7. Il résulte de tout ce qui précède que les conclusions aux fins d’annulation de l’arrêté du 26 novembre 2024 du préfet du Gard doivent être rejetées.
Sur les conclusions à fin d’injonction :
8. Le présent jugement, qui rejette les conclusions à fin d’annulation, n’appelle aucune mesure d’exécution.

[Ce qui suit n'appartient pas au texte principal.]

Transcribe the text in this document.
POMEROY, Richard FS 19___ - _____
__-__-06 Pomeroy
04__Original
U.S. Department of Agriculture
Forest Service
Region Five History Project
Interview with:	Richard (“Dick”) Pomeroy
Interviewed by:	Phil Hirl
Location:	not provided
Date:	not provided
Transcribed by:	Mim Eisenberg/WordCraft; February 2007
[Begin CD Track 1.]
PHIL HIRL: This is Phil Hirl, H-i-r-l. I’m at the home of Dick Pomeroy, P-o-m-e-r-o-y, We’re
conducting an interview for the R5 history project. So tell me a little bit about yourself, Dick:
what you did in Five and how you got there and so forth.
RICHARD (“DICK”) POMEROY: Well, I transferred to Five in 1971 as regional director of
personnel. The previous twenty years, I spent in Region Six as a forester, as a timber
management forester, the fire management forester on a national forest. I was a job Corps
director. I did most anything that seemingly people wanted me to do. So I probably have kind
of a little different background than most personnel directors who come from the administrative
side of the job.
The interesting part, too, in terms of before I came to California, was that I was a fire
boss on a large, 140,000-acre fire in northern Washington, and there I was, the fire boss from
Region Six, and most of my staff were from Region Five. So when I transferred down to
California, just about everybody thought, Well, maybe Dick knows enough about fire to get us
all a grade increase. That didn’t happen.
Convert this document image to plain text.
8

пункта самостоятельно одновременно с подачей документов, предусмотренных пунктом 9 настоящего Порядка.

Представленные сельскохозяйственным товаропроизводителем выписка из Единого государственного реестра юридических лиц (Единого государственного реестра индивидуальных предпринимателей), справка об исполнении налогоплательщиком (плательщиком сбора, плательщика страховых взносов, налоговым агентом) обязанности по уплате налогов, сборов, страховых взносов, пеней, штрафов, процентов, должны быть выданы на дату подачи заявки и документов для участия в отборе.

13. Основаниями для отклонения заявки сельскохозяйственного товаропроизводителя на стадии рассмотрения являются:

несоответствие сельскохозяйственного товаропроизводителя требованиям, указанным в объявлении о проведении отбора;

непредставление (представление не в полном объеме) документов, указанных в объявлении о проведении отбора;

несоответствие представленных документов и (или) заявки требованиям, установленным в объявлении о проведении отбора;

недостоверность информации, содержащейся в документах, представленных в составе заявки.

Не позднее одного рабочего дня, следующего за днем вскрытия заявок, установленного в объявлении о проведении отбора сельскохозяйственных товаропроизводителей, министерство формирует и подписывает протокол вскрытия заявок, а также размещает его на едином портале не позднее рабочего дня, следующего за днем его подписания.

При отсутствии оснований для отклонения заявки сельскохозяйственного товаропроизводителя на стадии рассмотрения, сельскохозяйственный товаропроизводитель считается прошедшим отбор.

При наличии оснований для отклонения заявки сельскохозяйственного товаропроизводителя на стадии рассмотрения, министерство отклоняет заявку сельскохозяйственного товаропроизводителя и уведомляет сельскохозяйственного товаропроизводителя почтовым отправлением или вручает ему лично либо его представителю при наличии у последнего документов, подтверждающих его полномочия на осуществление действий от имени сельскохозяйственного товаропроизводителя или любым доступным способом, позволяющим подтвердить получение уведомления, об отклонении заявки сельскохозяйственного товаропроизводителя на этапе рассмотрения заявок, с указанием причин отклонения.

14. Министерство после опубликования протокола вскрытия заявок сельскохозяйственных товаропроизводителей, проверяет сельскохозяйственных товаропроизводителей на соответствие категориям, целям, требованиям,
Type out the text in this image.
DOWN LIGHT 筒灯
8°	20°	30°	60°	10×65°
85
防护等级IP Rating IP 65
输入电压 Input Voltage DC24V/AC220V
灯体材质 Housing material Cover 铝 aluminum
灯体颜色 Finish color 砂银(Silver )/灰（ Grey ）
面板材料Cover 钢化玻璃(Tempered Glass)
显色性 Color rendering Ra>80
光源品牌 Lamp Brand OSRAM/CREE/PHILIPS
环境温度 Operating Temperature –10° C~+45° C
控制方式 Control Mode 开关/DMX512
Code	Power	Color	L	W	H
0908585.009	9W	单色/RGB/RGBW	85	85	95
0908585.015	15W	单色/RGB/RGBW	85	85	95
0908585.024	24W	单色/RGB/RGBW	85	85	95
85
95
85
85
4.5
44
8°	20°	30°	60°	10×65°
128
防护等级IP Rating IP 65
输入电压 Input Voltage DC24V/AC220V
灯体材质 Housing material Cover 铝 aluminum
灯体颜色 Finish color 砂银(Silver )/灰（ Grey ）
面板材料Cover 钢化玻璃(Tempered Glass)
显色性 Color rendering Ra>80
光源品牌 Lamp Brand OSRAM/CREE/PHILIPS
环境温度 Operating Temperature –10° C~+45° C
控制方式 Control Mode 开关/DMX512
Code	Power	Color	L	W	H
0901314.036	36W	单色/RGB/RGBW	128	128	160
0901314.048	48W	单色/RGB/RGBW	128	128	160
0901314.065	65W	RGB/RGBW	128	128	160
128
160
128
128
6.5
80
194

Les conclusions à fin d’injonction doivent donc être rejetées.
Sur les frais liés au litige :
9. Les dispositions de l’article L. 761-1 du code de justice administrative font obstacle à ce qu’une somme soit mise à ce titre à la charge de l’Etat, qui n’est pas la partie perdante dans la présente instance.
D E C I D E :
Article 1er : La requête de M. A est rejetée.
Article 2 : Le présent jugement sera notifié à M. B A et au préfet du Gard.
Délibéré après l’audience du 5 février 2025, à laquelle siégeaient :
Mme Chamot, présidente,
Mme Mazars, conseillère.
Mme Sarac-Deleigne, première conseillère.
Rendu public par mise à disposition au greffe le 27 février 2025.
La rapporteure,
M. MAZARS
La présidente,
C. CHAMOT
La greffière,
B. MAS-JAY
La République mande et ordonne au préfet du Gard en ce qui le concerne ou à tous huissiers de justice à ce requis en ce qui concerne les voies de droit commun, contre les parties privées, de pourvoir à l’exécution de la présente décision.